GRANDEURS DES MINIATURES

Jean-Claude Henriot révèle l'étonnante diversité de ces pièces brèves de Beethoven.

L’interprétation des Variations Diabelli par Jean-Claude Henriot avait été l’une des grandes surprises de notre écoute en aveugle (Classica n° 173). " Clarté, intelligence, séduction du toucher, sens de la narration… " caractérisent sa version. Autant de qualités que l’on retrouve dans ce programme consacré à des oeuvres peu jouées de Beethoven (exceptées les 32 Variations). Se font d’abord entendre un son racé et un jeu décontracté. Nul dilettantisme toutefois, car si chaque respiration paraît d’un naturel évident, tout a été éminemment pensé (on songe à l’approche d’un Brendel). Jean-Claude Henriot prend un risque certain, notamment dans les Bagatelles op.119, pages épurées qui peuvent rapidement devenir monotones. Il offre une variété étonnante de touchers, une indépendance parfaite des voix, tout comme dans la très mozartienne Fantaisie en sol mineur.Il sait aussi faire preuve d’humour (l’effet " boîte à musique "), qualité peu répandue chez Beethoven, qui se souvient de Haydn. Les six Bagatelles op.126 bénéficient d’un jeu fluide, faussement badin, qui accentue, paradoxalement, le sentiment de solitude et de regret.
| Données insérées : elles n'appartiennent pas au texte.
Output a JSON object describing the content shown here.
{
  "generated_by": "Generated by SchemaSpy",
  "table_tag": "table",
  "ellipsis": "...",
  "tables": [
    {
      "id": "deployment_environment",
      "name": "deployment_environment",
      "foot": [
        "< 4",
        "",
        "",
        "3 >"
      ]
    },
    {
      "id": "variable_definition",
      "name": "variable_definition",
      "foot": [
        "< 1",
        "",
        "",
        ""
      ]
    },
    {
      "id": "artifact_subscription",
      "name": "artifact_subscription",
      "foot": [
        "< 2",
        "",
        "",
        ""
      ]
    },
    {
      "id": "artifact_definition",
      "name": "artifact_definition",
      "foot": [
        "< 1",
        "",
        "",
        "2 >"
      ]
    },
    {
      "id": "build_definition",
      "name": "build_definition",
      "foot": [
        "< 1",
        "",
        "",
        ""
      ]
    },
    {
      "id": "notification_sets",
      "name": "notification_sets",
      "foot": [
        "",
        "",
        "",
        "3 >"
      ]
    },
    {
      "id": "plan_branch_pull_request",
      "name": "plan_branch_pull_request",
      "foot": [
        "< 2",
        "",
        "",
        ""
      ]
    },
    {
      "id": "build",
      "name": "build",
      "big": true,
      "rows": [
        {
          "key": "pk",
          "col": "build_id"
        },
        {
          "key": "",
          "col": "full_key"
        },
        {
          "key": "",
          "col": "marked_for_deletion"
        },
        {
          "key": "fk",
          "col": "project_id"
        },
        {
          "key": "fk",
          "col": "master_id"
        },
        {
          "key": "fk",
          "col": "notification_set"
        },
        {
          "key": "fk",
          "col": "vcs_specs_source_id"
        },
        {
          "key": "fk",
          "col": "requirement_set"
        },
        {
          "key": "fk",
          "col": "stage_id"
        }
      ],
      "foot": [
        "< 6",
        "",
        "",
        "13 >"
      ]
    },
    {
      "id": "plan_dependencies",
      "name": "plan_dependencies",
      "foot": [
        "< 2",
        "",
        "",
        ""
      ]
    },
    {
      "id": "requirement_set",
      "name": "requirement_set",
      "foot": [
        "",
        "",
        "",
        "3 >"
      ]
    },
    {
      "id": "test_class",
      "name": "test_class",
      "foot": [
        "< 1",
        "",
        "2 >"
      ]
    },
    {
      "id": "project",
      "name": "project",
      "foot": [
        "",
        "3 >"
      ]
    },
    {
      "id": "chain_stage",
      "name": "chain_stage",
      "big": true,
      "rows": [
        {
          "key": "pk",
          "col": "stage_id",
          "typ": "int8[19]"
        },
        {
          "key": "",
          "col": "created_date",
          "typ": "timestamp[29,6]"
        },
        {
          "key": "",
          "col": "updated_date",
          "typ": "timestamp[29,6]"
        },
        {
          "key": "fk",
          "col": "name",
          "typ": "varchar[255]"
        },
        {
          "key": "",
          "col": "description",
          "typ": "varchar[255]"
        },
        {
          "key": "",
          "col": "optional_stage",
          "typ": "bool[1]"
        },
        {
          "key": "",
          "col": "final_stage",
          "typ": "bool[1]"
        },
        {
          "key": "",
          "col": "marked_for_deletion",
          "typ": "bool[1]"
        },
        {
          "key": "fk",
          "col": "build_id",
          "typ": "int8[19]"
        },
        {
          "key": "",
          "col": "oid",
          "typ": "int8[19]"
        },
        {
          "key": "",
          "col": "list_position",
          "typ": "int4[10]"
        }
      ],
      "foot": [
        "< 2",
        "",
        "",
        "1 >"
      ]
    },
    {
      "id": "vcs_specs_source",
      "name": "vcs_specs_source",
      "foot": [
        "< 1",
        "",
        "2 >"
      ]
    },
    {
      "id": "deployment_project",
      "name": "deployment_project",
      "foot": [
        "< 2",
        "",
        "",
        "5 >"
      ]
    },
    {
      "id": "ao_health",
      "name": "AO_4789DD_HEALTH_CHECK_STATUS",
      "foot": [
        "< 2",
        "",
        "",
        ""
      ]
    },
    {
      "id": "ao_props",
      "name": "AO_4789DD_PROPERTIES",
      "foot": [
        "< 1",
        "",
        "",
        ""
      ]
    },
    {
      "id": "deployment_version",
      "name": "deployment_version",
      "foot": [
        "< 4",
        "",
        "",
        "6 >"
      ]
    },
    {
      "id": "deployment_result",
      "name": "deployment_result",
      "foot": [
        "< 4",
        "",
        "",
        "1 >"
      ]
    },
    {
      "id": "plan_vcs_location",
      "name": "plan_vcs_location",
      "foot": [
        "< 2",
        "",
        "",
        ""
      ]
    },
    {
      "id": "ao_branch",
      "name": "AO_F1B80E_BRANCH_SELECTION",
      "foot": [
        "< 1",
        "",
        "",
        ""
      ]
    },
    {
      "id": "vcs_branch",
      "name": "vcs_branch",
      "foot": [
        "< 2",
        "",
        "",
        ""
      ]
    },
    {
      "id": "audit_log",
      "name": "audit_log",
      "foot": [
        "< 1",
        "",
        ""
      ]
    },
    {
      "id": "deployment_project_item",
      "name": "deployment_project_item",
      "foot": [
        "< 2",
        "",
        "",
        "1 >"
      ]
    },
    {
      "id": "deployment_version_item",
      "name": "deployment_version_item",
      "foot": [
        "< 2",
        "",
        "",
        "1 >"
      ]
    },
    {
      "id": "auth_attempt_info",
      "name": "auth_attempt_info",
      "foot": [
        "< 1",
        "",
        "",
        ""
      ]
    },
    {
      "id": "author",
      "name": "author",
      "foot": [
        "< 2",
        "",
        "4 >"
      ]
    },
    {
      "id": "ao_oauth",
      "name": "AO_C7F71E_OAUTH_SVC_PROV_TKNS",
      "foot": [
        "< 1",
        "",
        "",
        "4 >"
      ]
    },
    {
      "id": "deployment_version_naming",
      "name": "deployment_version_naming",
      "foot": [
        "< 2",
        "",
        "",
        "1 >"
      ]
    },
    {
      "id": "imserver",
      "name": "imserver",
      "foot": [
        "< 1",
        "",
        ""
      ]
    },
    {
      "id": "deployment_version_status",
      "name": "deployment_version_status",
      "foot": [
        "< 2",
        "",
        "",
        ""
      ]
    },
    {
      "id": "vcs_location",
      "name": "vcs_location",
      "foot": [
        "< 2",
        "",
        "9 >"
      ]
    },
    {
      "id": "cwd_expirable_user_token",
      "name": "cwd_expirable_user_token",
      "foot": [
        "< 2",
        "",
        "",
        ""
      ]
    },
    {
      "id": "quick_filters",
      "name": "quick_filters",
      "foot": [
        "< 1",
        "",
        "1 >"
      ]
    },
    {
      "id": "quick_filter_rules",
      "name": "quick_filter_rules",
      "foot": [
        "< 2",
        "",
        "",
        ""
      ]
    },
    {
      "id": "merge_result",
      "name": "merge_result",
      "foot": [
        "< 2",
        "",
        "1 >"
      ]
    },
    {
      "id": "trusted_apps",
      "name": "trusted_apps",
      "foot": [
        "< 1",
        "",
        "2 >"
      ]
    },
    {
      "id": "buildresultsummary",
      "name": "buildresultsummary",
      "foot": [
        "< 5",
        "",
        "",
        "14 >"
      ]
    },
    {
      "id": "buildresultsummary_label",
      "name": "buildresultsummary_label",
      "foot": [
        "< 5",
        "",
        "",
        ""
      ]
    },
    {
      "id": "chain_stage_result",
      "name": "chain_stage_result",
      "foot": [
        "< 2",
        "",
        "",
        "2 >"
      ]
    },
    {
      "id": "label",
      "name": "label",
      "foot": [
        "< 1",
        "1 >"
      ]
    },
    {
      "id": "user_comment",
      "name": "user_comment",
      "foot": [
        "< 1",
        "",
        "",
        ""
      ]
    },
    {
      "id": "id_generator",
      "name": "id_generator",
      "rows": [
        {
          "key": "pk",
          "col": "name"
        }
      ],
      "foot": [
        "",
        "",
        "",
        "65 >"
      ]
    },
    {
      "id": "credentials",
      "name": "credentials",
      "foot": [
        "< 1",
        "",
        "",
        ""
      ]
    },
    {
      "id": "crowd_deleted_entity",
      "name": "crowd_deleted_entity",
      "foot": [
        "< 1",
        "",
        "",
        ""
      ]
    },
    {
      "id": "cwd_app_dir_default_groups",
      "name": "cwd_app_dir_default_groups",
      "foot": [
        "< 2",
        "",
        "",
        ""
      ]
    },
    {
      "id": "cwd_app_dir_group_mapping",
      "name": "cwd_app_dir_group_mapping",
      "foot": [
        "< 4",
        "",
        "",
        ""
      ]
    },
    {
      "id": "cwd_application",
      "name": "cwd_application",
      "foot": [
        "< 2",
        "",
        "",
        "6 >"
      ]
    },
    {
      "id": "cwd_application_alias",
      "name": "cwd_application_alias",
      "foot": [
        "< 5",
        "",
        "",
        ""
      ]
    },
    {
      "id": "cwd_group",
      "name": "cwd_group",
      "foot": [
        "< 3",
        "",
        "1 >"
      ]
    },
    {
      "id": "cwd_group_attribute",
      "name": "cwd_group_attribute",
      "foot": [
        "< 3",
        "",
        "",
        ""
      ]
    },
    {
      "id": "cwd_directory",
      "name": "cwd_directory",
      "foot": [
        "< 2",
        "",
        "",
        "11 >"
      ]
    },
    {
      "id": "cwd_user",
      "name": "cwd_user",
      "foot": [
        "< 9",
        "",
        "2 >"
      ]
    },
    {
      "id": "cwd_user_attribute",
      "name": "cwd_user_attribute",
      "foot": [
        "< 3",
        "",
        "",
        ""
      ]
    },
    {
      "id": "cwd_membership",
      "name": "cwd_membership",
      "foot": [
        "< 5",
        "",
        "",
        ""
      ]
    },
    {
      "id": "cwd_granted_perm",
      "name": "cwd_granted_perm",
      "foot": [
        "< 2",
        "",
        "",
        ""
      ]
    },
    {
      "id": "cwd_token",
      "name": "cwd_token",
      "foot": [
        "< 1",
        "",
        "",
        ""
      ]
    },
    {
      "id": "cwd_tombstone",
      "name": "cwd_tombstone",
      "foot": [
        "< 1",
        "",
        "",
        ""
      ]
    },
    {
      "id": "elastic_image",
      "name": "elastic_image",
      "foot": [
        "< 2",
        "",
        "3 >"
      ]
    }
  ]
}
Cette conception passionne alors qu’elle est à l’opposé des versions réputées de Gulda, Richter et Kovacevich. Jean-Claude Henriot montre une fois encore qu’il est un architecte remarquable de l’univers beethovénien. Gilels et Horowitz concevaient les Variations en ut mineur comme une aventure survoltée à la dimension symphonique. Plus attaché au lyrisme et à la beauté du galbe mélodique qu’à une expression grandiose, Henriot rappelle davantage les approches d’Arrau, Lupu et Perahia. Il creuse le son avec un plaisir évident et interpelle au lieu d’imposer un monologue austère. Un très grand Beethoven par un pianiste qui mérite d’être mieux connu.